Nel giorno di giovedì 22 maggio 1511 nella corte della casa di proprietà ed abitazione di Leonardo de Muricis calzolaio di Serina, posta però nel borgo S. Caterina di Bergamo, lo stesso mastro Leonardo si accorda con Betino Carrara abitante a Torre Boldone, su sua richiesta, per rivendere allo stesso Betino dieci pertiche di terra poste nel paese di Torre Boldone al prezzo totale di lire 450 imperiali. Questi appezzamenti di terra vasti complessivamente dieci pertiche bergamasche, ossia circa 6500 metri quadrati, chiamati “ai campi” sono situati a Torre Boldone non lontano dal monastero di Santa Maria dello stesso paese. Queste dieci pertiche di terra tuttavia erano state vendute poco prima dallo stesso Betino a mastro Leonardo per cui la rivendita all’indietro, da Leonardo a Betino, deve essere sottoposta al permesso, alla volontà e alla decisione convinta di Leonardo essendo questa una richiesta alquanto particolare. L’accordo della retrovendita si ottiene sotto la condizione che le terre saranno recuperate da Betino allo stesso prezzo della vendita originaria e che tale restituzione avverrà però nel termine di nove anni durante i quali non si potrà fare nessun’altro tipo di operazione legale su queste terre ne da parte dei contraenti ne da parte di eventuali loro successori nel caso in cui una delle parti contraenti venisse a mancare. Tuttavia i prodotti e i frutti delle dieci pertiche di terra in questi nove anni saranno tutti e soli di Leonardo, o dei suoi eredi, fino alla data della scadenza ossia la festa di San Martino di nove anni dopo. Entrambe le parti contraenti rinunciano poi ad applicare certe eccezioni di legge nel caso nascessero delle contese o imprevisti nella gestione pratica delle terre durante questi nove anni.

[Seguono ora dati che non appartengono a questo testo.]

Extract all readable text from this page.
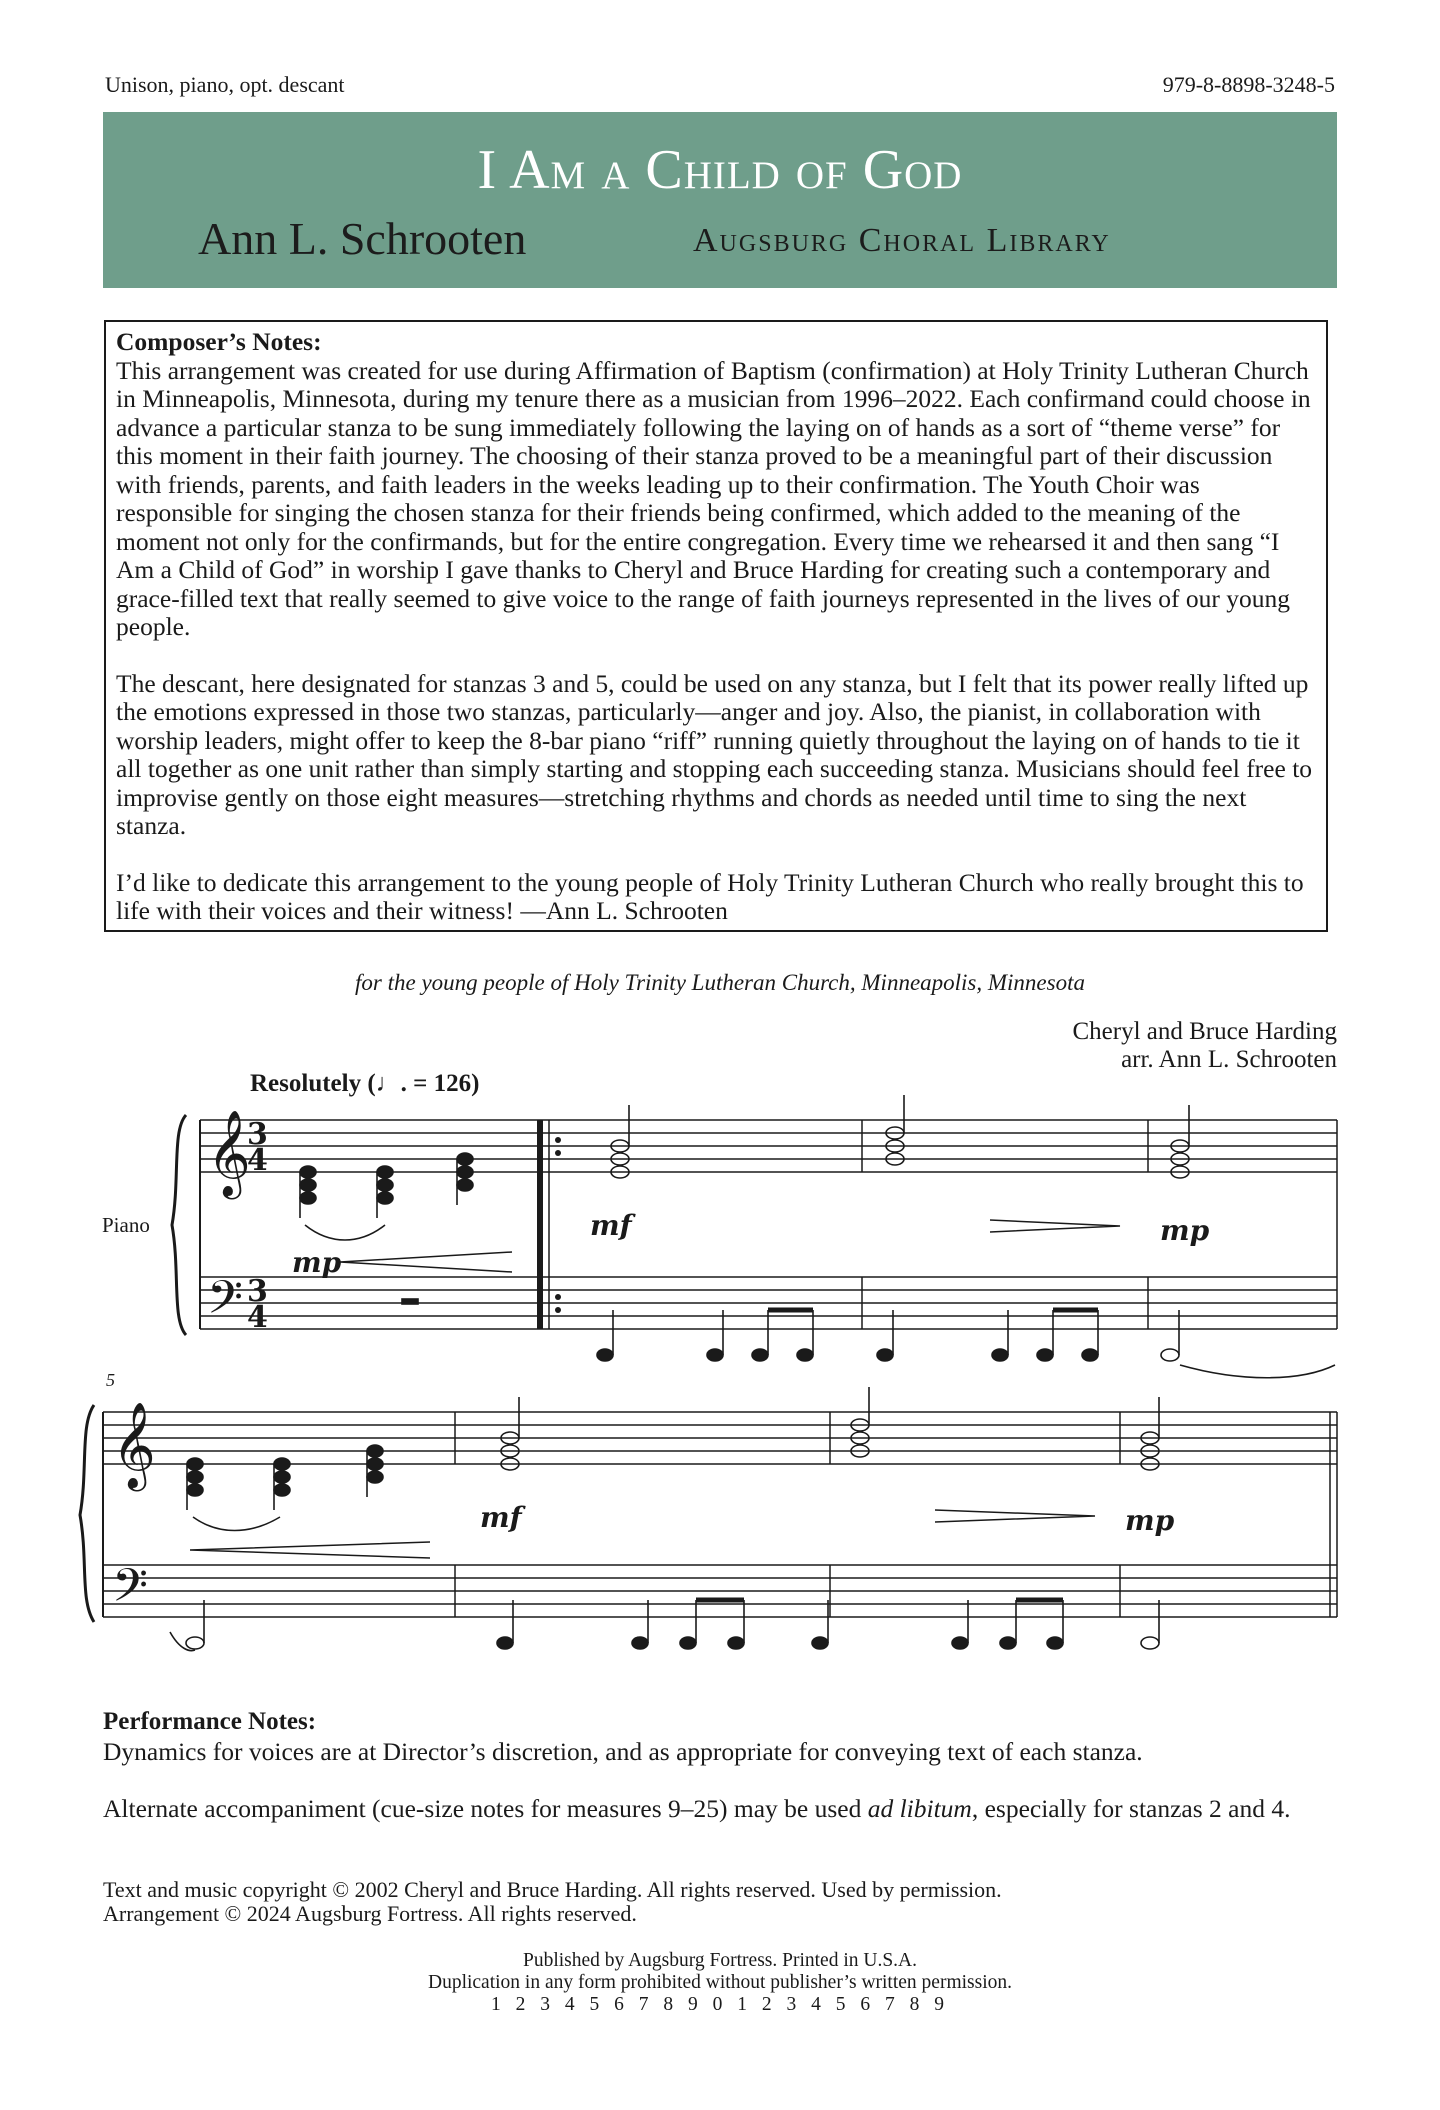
Unison, piano, opt. descant	979-8-8898-3248-5
I Am a Child of God
Ann L. Schrooten	Augsburg Choral Library
Composer’s Notes:

This arrangement was created for use during Affirmation of Baptism (confirmation) at Holy Trinity Lutheran Church in Minneapolis, Minnesota, during my tenure there as a musician from 1996–2022. Each confirmand could choose in advance a particular stanza to be sung immediately following the laying on of hands as a sort of “theme verse” for this moment in their faith journey. The choosing of their stanza proved to be a meaningful part of their discussion with friends, parents, and faith leaders in the weeks leading up to their confirmation. The Youth Choir was responsible for singing the chosen stanza for their friends being confirmed, which added to the meaning of the moment not only for the confirmands, but for the entire congregation. Every time we rehearsed it and then sang “I Am a Child of God” in worship I gave thanks to Cheryl and Bruce Harding for creating such a contemporary and grace-filled text that really seemed to give voice to the range of faith journeys represented in the lives of our young people.

The descant, here designated for stanzas 3 and 5, could be used on any stanza, but I felt that its power really lifted up the emotions expressed in those two stanzas, particularly—anger and joy. Also, the pianist, in collaboration with worship leaders, might offer to keep the 8-bar piano “riff” running quietly throughout the laying on of hands to tie it all together as one unit rather than simply starting and stopping each succeeding stanza. Musicians should feel free to improvise gently on those eight measures—stretching rhythms and chords as needed until time to sing the next stanza.

I’d like to dedicate this arrangement to the young people of Holy Trinity Lutheran Church who really brought this to life with their voices and their witness! —Ann L. Schrooten

for the young people of Holy Trinity Lutheran Church, Minneapolis, Minnesota
Cheryl and Bruce Harding
arr. Ann L. Schrooten
Resolutely (♩. = 126)
Piano
5
𝄞
𝄢
𝄞
𝄢
3
4
3
4
mp
mf	mp
mf	mp
Performance Notes:
Dynamics for voices are at Director’s discretion, and as appropriate for conveying text of each stanza.
Alternate accompaniment (cue-size notes for measures 9–25) may be used ad libitum, especially for stanzas 2 and 4.
Text and music copyright © 2002 Cheryl and Bruce Harding. All rights reserved. Used by permission.
Arrangement © 2024 Augsburg Fortress. All rights reserved.
Published by Augsburg Fortress. Printed in U.S.A.
Duplication in any form prohibited without publisher’s written permission.
1 2 3 4 5 6 7 8 9 0 1 2 3 4 5 6 7 8 9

Il notaio che si firma è Francesco fu Superleone Bonghi di Bergamo.
Il secondo notaio è Alessandro fu Antonio Peronari o Perolari.
Osservazioni
- la copertina esterna della pergamena lascia comprendere che si tratti di un atto che ha a che fare con la Misericordia di Somendenna però il contenuto interno del documento non cita mai questo ente caritatevole.
- il notaio Francesco Bonghi è di Bergamo ed ha lasciato alcuni rogiti nell’Archivio di Stato di Bergamo con data compresa tra il 1530 e il 1536. Il secondo notaio Alessandro Peronari o Perolari di Rosate (forse Rosciate, presso Ponteranica) è sconosciuto.